CHAMBRE SOCIALE B, 13 septembre 2024 — 21/07208
Texte intégral
AFFAIRE PRUD'HOMALE
RAPPORTEUR
N° RG 21/07208 - N° Portalis DBVX-V-B7F-N3PO
[X]
C/
SELARL MJ SYNERGIE
Association UNEDIC DELEGATION AGS CGEA DE [Localité 5]
APPEL D'UNE DÉCISION DU :
Conseil de Prud'hommes - Formation paritaire de LYON
du 13 Septembre 2021
RG : 19/01391
COUR D'APPEL DE LYON
CHAMBRE SOCIALE B
ARRÊT DU 13 SEPTEMBRE 2024
APPELANT :
[W] [X]
né le 12 Février 1983 à [Localité 6] (Algérie)

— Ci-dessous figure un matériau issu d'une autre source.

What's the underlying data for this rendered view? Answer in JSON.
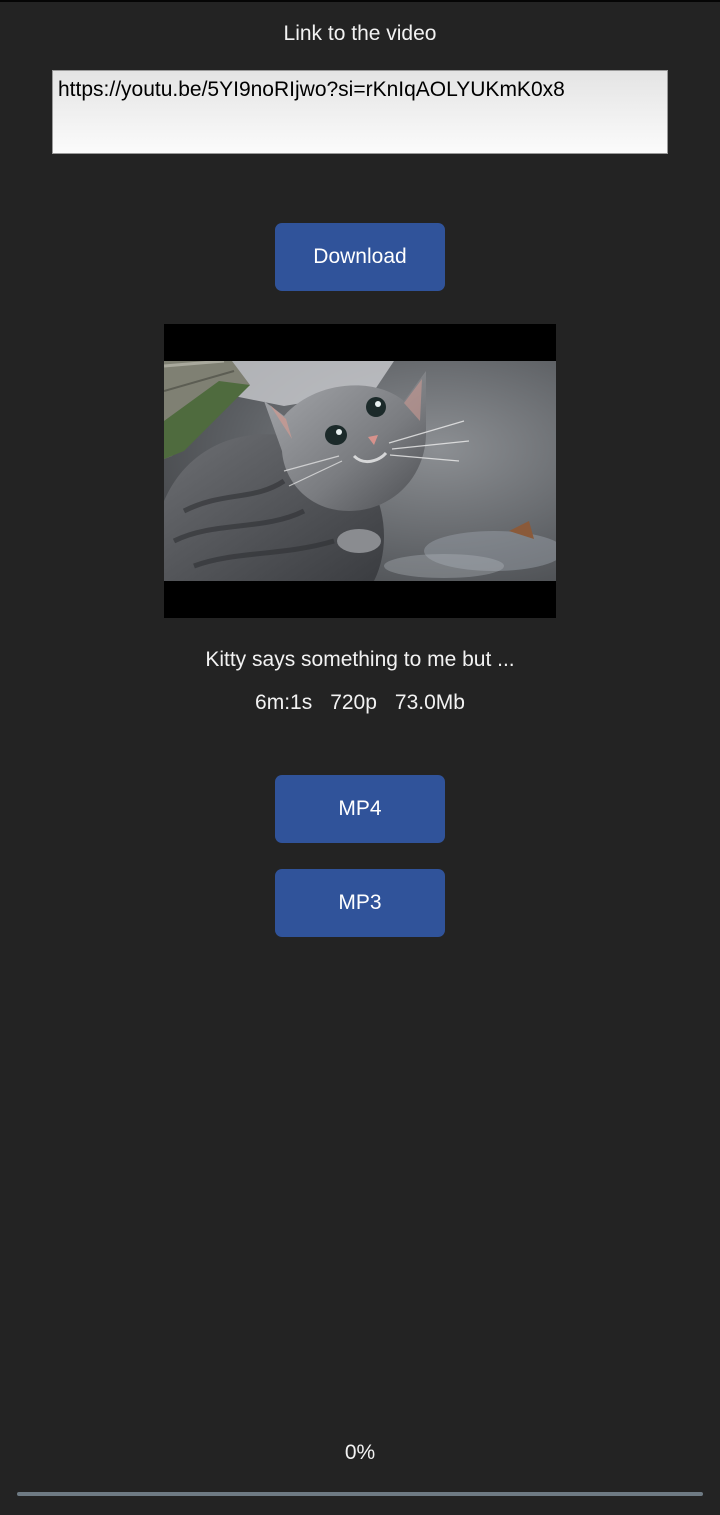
{
  "header": {
    "link_label": "Link to the video"
  },
  "url_input": {
    "value": "https://youtu.be/5YI9noRIjwo?si=rKnIqAOLYUKmK0x8"
  },
  "buttons": {
    "download": "Download",
    "mp4": "MP4",
    "mp3": "MP3"
  },
  "video": {
    "thumbnail_icon": "cat-photo",
    "title": "Kitty says something to me but ...",
    "duration": "6m:1s",
    "resolution": "720p",
    "size": "73.0Mb"
  },
  "progress": {
    "text": "0%",
    "fraction": 0
  },
  "colors": {
    "background": "#232323",
    "button": "#30539a",
    "progress_track": "#6e7a83"
  }
}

Chez M.MME [E] [Adresse 1]
[Localité 2]
représenté par Me Chloé BARGOIN, avocat au barreau de CUSSET/VICHY, Me Alexandra MANRY, avocat au barreau de LYON
(bénéficie d'une aide juridictionnelle totale numéro 69123/2/2021/30422 du 16/12/2021 accordée par le bureau d'aide juridictionnelle de LYON)
INTIMÉES :
SELARL MJ SYNERGIE mandataires judiciaires, prise en la personne de Maître [U] [L] ou Maître [S] [V], ès qualités de liquidateur judiciaire de la société MOZAIK 'PATISSERIE [8]'
[Adresse 7]
[Adresse 7]
[Localité 4]
représentée par Me Jacques AGUIRAUD de la SCP JACQUES AGUIRAUD ET PHILIPPE NOUVELLET, avocat au barreau de LYON, Me Arlette BAILLOT-HABERMANN, avocat au barreau de LYON
Association UNEDIC DELEGATION AGS CGEA DE [Localité 5]
[Adresse 3]
[Localité 5]
représentée par Me Charles CROZE de la SELARL AVOCANCE, avocat au barreau de LYON
DÉBATS EN AUDIENCE PUBLIQUE DU : 19 Juin 2024
Présidée par Catherine CHANEZ, Conseillère magistrat rapporteur, (sans opposition des parties dûment avisées) qui en a rendu compte à la Cour dans son délibéré, assistée pendant les débats de Mihaela BOGHIU, Greffière.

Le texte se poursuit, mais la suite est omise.